The intention here was to comment out the SELECT from the sales and publishers tables and to run the SELECT from authors and titles as a single batch. However, if you run this script from SQL Query Analyzer, you'll get exactly the opposite behavior! That is, you'll see the data from the sales and publishers tables but not from authors or titles. If you look at this script from the perspective of the client tool, the behavior makes sense. The tool doesn't try to interpret any of your SQL statements; it just breaks the statements into batches to be sent to SQL Server. A batch is marked by a GO command at the beginning of a line.

So the above script contains four batches. The first batch (everything before the first GO) is:

 SELECT * FROM authors /*

SQL Server generates an error message because there's an open comment with no corresponding close comment.

The second and third batches are:

 SELECT * FROM sales

and

 SELECT * FROM publishers

Both of these batches are perfectly legal, and SQL Server can process them and return results.

The fourth batch is:

 */ SELECT * FROM titles

SQL Server also generates an error for this last one because it has a close comment without an open comment marker, and no data is returned.
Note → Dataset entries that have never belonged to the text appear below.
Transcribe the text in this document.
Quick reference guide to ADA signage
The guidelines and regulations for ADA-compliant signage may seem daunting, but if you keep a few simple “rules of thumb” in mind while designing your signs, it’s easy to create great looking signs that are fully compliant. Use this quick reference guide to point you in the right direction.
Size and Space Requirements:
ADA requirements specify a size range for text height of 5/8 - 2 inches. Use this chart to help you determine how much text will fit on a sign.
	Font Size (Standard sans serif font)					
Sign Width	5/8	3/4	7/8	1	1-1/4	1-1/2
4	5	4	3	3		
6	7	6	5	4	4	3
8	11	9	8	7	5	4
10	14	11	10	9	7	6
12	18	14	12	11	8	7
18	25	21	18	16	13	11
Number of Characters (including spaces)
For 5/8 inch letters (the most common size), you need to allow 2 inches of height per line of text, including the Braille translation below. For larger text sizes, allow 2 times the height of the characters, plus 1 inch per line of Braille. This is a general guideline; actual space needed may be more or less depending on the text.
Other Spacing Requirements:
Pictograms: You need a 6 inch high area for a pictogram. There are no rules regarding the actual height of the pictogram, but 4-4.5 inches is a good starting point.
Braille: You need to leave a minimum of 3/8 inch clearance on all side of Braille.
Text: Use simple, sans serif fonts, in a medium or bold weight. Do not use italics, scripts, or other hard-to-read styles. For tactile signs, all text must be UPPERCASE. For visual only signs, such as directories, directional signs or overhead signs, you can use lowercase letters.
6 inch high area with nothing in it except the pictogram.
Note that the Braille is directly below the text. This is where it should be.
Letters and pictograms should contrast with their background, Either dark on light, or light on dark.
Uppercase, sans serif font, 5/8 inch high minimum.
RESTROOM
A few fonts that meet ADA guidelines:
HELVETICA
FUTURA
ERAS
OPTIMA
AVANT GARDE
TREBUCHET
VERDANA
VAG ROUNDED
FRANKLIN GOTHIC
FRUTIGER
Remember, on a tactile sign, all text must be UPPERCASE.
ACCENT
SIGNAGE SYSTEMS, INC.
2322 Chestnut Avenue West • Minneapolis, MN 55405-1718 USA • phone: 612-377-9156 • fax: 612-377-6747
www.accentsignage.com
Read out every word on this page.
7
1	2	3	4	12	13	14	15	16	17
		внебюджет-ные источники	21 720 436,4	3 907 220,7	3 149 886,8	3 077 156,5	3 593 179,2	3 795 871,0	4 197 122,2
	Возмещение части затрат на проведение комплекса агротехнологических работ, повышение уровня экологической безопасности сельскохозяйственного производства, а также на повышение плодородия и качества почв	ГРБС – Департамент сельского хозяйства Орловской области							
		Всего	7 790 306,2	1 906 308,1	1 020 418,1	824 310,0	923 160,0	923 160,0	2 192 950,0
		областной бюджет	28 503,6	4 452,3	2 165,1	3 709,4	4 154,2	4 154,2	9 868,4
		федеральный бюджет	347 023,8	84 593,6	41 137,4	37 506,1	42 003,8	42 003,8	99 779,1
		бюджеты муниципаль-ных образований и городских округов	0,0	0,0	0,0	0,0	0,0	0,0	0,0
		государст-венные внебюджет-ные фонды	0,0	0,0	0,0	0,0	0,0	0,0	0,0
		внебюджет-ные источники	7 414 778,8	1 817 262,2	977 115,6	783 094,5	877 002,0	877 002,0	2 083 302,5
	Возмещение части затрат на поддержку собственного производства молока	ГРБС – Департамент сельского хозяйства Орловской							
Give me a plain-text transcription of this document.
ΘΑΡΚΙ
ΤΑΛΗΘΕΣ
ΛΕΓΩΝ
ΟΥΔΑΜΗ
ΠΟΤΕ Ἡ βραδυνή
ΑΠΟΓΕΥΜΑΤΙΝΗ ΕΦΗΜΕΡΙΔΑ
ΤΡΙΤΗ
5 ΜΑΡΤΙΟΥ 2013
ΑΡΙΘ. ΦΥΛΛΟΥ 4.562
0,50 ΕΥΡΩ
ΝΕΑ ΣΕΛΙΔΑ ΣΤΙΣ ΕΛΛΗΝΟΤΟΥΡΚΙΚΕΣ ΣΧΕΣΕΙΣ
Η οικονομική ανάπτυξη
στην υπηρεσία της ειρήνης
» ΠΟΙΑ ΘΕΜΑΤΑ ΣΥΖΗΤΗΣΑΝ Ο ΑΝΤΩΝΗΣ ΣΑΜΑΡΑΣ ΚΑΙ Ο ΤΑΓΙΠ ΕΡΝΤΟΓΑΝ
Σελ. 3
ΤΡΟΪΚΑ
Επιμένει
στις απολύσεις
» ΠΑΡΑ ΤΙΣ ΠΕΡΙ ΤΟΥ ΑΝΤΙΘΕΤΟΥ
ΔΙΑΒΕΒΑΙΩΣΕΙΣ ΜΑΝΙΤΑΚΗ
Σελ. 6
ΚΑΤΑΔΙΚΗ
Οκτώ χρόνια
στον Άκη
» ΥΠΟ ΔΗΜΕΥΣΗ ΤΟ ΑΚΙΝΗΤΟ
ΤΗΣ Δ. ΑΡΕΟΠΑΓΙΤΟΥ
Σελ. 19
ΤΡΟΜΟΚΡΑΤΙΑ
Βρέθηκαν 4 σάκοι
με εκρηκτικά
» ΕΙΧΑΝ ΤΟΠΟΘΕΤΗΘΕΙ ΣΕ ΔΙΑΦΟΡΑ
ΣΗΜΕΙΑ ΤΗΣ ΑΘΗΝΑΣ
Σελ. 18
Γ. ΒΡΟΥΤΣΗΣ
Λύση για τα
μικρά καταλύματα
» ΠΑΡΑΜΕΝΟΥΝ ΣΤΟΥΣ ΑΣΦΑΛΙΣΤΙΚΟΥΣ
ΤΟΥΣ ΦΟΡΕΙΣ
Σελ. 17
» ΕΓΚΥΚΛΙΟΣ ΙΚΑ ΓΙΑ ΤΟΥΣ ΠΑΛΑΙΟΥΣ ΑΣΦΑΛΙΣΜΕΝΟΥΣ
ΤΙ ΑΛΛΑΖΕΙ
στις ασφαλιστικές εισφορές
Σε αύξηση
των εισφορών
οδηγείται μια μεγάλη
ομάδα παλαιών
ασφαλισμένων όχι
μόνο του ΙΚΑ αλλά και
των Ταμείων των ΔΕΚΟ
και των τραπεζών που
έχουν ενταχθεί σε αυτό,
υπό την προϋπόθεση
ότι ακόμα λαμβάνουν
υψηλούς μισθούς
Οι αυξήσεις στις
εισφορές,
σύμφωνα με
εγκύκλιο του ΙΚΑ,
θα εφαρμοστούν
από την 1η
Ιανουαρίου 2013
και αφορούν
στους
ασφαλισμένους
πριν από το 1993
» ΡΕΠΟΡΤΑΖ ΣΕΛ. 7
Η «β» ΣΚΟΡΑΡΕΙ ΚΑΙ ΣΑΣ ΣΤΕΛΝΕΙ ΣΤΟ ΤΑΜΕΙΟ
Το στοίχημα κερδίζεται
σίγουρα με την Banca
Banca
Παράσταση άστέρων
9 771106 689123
If you want to comment out statements within a script that can contain the end-of-batch GO command, you should use the alternative comment marker—the double dash—in front of every GO. Alternatively, you can just use the double dash in front of every line you want to comment out. Your script would then look like this:

 SELECT * FROM authors -- GO -- SELECT * FROM sales -- GO -- SELECT * FROM publishers -- GO SELECT * FROM titles GO

SQL Query Analyzer makes it easy to comment out a group of lines as in the code above. You can highlight all the lines to be commented out, and from the Edit menu, choose Advanced/Comment Out. The keystroke combination to perform the same action is Ctrl-Shift-C. With this revised script, the client tool won't recognize the GO as the end-of-batch marker because it's not the first thing on a line. The client will consider this script to be one single batch and send it to SQL Server as such.